Everyday different economic news events in the world are published through data or headlines on the internet via Forex calendars. This events causes volatility in the financial markets all over the world, hence creating a trend or reversing an underlying trend in the market. Also major causes of demand/support or supply/resistance in the market is when high impact fundamentals are released into the markets.


It is so obvious that fundamental news data, political and socio-economic events are the main drivers of the financial markets. These data and events accounts for the down pour of pips within a short duration and sometimes on a long term duration in the market. I have observed that that as a trader, its not the quantity of trades you take but most importantly the quality of trades. Do you know that with just 2 or 3 quality trades per week, you can turn your little account into a mega account over a period of time. Professional traders know consistency is the key to success.


Using price actions to predict high impact news could be a very rewarding way of trading the Forex market. There’s nothing like being ahead of the crowd before the big moves occur. Most times the market leaves a footprint of what its about to do before it actually happens but we do not pay keen attention to it. The problem is we are to over-whelmed with our ego, we always want the market to do what we actually want it do when its meant to be vice-versa.


For example in the picture below is a GBP/USD chart. The market already gave a footprint of its next move before the GBP Official Bank Rate, Monetary Policy Summary and MPC Official Bank Rate Votes was announced in October 8, 2015. All we needed to do was to sell the pair few seconds to the news release.

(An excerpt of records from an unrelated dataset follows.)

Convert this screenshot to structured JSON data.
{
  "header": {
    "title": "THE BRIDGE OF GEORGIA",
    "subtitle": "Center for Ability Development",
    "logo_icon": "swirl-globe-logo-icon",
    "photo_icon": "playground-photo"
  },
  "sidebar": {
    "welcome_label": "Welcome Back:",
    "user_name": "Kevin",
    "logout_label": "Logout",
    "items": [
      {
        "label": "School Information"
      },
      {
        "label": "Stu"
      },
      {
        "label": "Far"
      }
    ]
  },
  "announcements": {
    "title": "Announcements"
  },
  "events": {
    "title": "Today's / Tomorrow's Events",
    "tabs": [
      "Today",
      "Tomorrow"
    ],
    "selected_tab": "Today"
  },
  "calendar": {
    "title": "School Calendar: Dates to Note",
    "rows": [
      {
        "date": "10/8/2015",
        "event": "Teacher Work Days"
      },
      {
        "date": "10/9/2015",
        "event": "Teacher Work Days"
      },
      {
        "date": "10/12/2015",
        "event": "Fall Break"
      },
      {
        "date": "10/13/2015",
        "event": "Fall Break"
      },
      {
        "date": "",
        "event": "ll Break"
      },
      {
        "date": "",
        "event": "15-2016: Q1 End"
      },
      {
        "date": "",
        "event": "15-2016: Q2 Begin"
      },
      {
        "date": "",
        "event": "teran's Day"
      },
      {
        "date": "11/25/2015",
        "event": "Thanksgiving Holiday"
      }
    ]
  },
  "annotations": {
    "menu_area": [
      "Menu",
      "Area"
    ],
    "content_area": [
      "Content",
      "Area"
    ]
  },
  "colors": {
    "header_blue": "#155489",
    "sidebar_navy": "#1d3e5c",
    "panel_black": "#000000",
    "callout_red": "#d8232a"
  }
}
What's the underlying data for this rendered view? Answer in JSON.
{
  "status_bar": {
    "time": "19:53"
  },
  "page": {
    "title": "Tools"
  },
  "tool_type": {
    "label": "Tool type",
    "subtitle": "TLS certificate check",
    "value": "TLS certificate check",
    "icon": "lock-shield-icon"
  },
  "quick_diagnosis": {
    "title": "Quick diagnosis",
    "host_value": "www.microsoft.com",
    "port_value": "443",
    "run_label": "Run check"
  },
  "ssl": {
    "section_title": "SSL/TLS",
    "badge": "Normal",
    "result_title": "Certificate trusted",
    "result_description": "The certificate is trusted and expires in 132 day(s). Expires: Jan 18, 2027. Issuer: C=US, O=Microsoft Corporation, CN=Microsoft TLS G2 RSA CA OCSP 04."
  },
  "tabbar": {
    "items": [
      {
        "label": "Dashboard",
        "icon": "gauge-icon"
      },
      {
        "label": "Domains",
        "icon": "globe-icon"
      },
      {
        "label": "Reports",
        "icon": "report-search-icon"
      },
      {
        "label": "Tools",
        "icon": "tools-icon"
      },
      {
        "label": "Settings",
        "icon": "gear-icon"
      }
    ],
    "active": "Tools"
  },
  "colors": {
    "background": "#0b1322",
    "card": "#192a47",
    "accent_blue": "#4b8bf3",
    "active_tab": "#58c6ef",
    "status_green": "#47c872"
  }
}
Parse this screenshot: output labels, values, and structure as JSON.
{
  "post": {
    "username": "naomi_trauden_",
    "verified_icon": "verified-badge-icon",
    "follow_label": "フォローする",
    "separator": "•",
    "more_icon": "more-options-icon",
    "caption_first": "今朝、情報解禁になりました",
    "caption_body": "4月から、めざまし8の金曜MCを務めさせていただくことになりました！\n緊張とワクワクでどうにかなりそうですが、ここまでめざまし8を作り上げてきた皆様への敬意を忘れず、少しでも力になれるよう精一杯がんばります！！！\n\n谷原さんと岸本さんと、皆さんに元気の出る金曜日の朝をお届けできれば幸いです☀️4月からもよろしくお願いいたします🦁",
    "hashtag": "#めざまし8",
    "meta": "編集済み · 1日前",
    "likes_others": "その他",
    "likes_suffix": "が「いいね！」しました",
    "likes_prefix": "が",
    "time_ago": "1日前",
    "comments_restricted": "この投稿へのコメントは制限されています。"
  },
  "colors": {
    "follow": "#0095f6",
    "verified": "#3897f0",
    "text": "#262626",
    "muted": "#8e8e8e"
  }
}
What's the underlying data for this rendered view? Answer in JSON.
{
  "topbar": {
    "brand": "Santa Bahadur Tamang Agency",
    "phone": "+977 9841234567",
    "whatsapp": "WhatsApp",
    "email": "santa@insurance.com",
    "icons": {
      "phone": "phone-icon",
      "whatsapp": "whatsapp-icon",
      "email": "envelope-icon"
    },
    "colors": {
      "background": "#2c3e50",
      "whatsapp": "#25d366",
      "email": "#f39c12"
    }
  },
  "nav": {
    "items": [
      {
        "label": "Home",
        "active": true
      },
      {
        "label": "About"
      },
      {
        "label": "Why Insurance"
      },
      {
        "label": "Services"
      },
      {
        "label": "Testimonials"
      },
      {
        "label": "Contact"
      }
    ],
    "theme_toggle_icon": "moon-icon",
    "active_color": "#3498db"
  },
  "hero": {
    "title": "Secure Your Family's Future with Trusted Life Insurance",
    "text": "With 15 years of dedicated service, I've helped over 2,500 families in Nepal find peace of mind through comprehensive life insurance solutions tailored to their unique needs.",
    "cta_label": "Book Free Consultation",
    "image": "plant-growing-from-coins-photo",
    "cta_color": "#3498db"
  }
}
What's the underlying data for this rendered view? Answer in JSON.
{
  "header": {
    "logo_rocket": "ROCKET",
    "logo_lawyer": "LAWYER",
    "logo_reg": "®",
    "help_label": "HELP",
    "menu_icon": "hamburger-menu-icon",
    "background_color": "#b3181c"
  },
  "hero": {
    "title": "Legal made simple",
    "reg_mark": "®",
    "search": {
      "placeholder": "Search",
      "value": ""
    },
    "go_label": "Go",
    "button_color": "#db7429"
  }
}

This way we are way ahead of others and can maximize profit and limiting risk.

GBPUSD Interest rate

Take note that before the announcement, the market already formed a bearish engulf pattern which gives a signal of a selling possibility.


Another example is a picture below which shows the USD/JPY chart. The market gave another pathway of its next move after the Japanese Yen published its GDP data on November 16. If you look at the chart well, you will notice an engulf pattern candle formation after the news was published which emanated into a trend.


Fundamental releases accounts for more than 80% of major trends in the FX market, if a trader can master the skills of trading these economic news releases incorporating technical analysis with it, then the sky is the starting point of success. Do not forget nothing is 100% in FX trading, the only holy grail that exists is the trader’s psyche. Hope you find this article useful.